Now, you would think that maintaining doublethink would lead to ‘cognitive dissonance’…

In psychology, cognitive dissonance is the discomfort experienced when simultaneously holding two or more conflicting cognitions: ideas, beliefs, values or emotional reactions.

But perhaps another keen insight from ‘1984’ – Newspeak – helps explain how the Government prevents cognitive dissonance from interfering with its achievement of pervasive doublethink.

According to George Orwell,

“The purpose of Newspeak was not only to provide a medium of expression for the world-view and mental habits proper to the devotees of IngSoc [The State], but to make all other modes of thought impossible.”

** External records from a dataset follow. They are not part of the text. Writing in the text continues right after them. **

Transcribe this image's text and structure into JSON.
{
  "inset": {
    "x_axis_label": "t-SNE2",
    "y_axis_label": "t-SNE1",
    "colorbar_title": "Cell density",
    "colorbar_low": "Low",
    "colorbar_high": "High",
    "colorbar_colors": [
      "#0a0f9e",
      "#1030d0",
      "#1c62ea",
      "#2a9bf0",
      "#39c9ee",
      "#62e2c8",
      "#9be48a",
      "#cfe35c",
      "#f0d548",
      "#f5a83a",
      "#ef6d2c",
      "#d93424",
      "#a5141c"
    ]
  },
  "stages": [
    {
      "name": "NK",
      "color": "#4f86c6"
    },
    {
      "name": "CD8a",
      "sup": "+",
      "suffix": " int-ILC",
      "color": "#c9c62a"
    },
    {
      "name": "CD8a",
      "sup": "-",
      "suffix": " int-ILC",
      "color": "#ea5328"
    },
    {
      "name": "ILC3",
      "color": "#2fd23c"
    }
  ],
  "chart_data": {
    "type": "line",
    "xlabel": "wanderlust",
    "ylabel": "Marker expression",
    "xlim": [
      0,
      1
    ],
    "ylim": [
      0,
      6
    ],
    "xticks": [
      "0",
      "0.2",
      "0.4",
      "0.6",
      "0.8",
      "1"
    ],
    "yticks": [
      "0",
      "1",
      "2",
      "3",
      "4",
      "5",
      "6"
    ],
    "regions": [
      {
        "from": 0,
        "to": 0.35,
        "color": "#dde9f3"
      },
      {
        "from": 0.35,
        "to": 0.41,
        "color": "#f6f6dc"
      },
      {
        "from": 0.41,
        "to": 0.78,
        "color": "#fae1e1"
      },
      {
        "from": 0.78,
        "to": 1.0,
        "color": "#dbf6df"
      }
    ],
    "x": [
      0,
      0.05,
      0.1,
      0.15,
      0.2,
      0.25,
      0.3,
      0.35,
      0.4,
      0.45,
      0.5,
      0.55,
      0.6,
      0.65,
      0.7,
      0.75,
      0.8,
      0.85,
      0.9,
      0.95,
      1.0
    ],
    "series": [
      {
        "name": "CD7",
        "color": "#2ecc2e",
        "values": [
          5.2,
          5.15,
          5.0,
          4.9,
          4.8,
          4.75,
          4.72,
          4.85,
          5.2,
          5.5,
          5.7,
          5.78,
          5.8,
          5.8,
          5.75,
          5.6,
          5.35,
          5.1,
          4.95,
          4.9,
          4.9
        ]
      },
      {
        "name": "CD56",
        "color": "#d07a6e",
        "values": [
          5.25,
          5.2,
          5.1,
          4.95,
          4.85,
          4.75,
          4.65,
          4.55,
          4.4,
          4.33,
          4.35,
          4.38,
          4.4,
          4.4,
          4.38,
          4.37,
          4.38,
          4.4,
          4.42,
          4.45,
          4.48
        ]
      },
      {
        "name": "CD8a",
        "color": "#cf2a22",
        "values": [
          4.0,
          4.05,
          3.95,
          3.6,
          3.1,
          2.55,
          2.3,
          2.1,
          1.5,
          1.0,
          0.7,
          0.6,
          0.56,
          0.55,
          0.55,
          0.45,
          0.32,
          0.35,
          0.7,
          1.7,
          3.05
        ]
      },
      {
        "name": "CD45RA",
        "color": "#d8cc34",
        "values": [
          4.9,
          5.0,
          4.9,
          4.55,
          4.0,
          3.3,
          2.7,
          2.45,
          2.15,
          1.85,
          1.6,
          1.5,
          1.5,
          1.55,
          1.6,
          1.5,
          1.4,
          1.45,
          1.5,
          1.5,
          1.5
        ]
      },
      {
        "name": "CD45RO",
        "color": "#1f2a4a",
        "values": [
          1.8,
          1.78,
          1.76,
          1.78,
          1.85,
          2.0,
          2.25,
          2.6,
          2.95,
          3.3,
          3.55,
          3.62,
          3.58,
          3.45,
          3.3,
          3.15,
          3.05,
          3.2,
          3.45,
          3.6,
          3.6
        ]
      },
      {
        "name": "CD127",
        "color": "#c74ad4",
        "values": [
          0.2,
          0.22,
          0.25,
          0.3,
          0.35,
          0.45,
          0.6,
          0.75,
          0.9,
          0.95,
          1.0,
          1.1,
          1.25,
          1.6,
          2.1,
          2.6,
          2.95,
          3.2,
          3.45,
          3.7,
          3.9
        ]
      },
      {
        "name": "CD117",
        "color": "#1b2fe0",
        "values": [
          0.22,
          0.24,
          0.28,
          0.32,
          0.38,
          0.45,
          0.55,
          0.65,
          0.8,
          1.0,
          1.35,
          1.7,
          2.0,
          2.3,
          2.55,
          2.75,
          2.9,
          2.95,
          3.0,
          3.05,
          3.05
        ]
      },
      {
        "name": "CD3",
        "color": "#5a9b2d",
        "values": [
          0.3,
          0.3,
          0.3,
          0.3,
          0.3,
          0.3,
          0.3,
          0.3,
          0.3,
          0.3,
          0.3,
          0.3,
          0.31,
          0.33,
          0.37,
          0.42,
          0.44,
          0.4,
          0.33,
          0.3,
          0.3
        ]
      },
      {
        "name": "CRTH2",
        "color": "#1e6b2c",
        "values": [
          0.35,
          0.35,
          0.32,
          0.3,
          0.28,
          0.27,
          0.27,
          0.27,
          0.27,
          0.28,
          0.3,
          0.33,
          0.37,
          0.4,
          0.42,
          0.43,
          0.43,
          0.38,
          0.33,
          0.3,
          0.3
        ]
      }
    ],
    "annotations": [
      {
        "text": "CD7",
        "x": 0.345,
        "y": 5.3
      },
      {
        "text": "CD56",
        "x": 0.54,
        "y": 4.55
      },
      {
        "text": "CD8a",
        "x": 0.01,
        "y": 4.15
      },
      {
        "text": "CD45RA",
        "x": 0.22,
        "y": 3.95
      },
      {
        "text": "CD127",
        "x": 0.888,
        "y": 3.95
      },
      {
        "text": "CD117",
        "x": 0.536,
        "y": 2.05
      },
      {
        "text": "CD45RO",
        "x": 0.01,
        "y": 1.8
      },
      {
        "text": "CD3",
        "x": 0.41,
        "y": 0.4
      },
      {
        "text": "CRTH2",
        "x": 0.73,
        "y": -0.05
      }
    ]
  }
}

So taxation is never referred to with any words related to confiscation or theft. In fact, the word ‘tax’ is even avoided as much as possible. Instead we get Newspeak words like ‘revenues’ (hence IRS), ‘fees’, ‘assessments’, ‘withholding’, etc., etc.

Taken all together, this explains why, and how, people can so obstinately hold on to the doublethink necessary to believe in ‘good Government’.

This also helps us to see why we struggle to gain traction for our Voluntaryist message.

Perhaps our most brilliant arguments against the State have minimal impact because we’re aiming at the wrong targets. We’ve been blasting away at consciously held constructs like logic and morality, but that isn’t where the love of Government lies.

Government has burrowed deep into people’s unconscious and entwined itself within their most basic instinctive drives.

So to overcome people’s attachment to Government, I believe we need to re-target our efforts.

If attacking the logic or morality of Government makes people unconsciously uncomfortable with our message, perhaps we would accomplish more by simply sowing seeds of doubt – illustrating Government’s actual record of failure relative to achieving the goals of our common drives.

And, finally, to affect real change, we must begin to consistently tie Voluntaryism into people’s visions of satisfying their core drives. Rather than discussing the mechanics of providing roads, we need to convince them that in a voluntary society they will have better food, and safer communities, and more opportunities for their children.